Il y a aussi des plans de coupe qui sont traités en couleur rouge avec des filtres, des effets de zoom. Difficile de comprendre ce choix de couleur car l’âne a une vision bi-chromatique et voit mal le… rouge. Cela donne surtout un aspect plus dramatique et inquiétant, renforcé par la partition musicale de Paweł Mykietyn. Le réalisateur vétéran polonais est aussi peintre depuis quelques années et cela se ressent dans l’aspect graphique de ces plans. Le film ne durant que 86 minutes, il n’y a pas de lassitude malgré un montage laissant aussi la place au contemplatif. Et tout cela nous donne donc un film où le spectateur est ému, rit ou sourit aussi, est révolté, ce qui ne peut qu’être une bonne chose.

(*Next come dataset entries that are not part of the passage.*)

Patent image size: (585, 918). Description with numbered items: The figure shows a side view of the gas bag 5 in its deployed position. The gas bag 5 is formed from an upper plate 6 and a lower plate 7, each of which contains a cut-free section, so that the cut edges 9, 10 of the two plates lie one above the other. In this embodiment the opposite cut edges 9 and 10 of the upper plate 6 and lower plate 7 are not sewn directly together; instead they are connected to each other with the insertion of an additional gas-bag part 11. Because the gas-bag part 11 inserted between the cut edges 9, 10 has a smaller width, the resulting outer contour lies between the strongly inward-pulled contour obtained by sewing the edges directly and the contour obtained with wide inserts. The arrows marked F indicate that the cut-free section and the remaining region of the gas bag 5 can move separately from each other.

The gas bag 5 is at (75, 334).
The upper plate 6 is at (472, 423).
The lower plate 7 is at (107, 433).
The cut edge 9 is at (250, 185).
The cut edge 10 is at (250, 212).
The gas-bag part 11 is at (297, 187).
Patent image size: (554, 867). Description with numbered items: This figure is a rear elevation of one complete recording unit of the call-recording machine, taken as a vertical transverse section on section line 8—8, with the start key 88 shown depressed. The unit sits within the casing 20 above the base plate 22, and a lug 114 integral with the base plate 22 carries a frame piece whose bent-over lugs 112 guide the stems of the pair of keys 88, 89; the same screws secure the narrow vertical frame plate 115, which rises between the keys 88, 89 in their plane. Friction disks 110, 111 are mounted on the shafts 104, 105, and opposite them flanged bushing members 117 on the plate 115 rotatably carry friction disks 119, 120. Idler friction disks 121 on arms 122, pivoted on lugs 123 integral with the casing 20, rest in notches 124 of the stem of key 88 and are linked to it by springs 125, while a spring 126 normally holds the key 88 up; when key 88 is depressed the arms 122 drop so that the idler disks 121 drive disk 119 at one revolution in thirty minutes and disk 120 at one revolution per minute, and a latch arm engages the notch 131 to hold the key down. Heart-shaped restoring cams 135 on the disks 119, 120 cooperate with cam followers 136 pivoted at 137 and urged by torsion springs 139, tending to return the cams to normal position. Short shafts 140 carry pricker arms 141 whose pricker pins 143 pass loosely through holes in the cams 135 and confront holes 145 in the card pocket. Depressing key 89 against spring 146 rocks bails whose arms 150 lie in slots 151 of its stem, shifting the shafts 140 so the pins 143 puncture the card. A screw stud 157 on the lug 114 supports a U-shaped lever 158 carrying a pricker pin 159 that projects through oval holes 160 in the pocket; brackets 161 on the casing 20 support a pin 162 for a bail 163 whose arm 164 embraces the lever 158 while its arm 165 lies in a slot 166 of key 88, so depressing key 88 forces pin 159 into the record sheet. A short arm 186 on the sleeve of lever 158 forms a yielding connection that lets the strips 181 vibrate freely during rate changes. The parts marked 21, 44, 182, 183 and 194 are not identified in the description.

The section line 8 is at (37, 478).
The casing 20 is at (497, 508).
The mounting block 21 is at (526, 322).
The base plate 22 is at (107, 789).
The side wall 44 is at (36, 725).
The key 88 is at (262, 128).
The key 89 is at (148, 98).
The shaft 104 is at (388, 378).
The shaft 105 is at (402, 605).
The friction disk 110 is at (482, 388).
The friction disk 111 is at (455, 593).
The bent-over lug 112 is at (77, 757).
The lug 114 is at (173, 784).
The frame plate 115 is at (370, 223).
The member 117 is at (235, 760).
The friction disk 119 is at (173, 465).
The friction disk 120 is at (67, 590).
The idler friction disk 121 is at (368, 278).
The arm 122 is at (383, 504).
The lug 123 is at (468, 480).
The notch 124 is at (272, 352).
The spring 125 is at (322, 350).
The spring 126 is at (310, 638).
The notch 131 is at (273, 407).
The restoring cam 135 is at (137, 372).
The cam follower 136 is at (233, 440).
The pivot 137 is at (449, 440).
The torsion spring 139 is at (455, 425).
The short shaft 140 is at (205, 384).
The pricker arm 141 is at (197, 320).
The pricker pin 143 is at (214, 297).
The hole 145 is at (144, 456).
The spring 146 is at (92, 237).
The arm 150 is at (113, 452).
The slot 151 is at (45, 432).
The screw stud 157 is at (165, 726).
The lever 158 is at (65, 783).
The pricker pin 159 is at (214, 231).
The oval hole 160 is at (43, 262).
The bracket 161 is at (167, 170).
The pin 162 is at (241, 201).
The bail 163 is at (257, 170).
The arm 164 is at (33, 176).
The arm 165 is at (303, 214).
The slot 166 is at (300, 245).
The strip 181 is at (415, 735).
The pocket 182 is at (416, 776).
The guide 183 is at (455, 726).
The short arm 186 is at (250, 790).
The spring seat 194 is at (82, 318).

Et pourtant, au moment du bilan, je suis partagé parce qu’il y a la partie finale qui me dérange.

Autant j’ai apprécié toute l’aventure de l’âne dans la majeure partie du film, autant la rencontre avec ce jeune italien me trouble, et surtout parce qu’il se retrouve être le beau-fils d’une comtesse interprétée par Isabelle Hupert. J’ai l’impression qu’il fallait la caser dans l’histoire, comme une caution, mais que malgré la qualité de son interprétation, ça ne fonctionne plus. On perd totalement le fil avec le sort de notre âne en se focalisant soudain dans ce relationnel entre cette femme et le jeune homme rebelle et fragile. Et lorsque l’on revient soudain à l’âne, c’est pour une fin abrupte. On revient alors sur le sort que l’on réserve aux animaux et à nos violences bien humaines et gratuites. Car le sujet essentiel du film est là : Poser un regard extérieur sur la société des hommes et ce qu’ils réservent à leurs voisins animaux. Le choix de le faire avec un âne, sans même parler du film de Bresson, était judicieux justement par le relationnel particulier que l’on peut avoir avec cet animal non-humain. Il y a ce regard directement à notre hauteur, cette sensibilité et les facéties aussi qui en font un comédien bien plus efficace que certains humains. Espérons qu’ils n’ont pas eu qu’un collier de carottes (sic) comme dédommagement de leur investissement !

Est-ce que le film est assez pertinent sur ce sujet ? Il est loin d’être immédiat, c’est sûr et si par exemple les animalistes libèrent l’âne de sa condition, c’est pour qu’il se retrouve pourtant dans un environnement où l’on esclavagise et asservit des animaux pour un plaisir égoïste, celui du dressage des chevaux. Je sais qu’il y aura débat sur le monde de l’équitation mais c’est ainsi que le réalisateur présente les choses avec des plans où des chevaux courent librement dans la nature. Il se trouve en plus que la Pologne a eu les derniers chevaux sauvages en Europe, donc c’est un sujet dans ce film aussi, tout comme le fait que la Pologne fasse de l’élevage pour la fourrure (et il en reste aussi en France), autre scène choc du film. Le film laisse finalement de la liberté d’interprétation à son spectateur, se terminant par un message écrit comme conclusion qui nous fait nous poser des questions rétrospectivement.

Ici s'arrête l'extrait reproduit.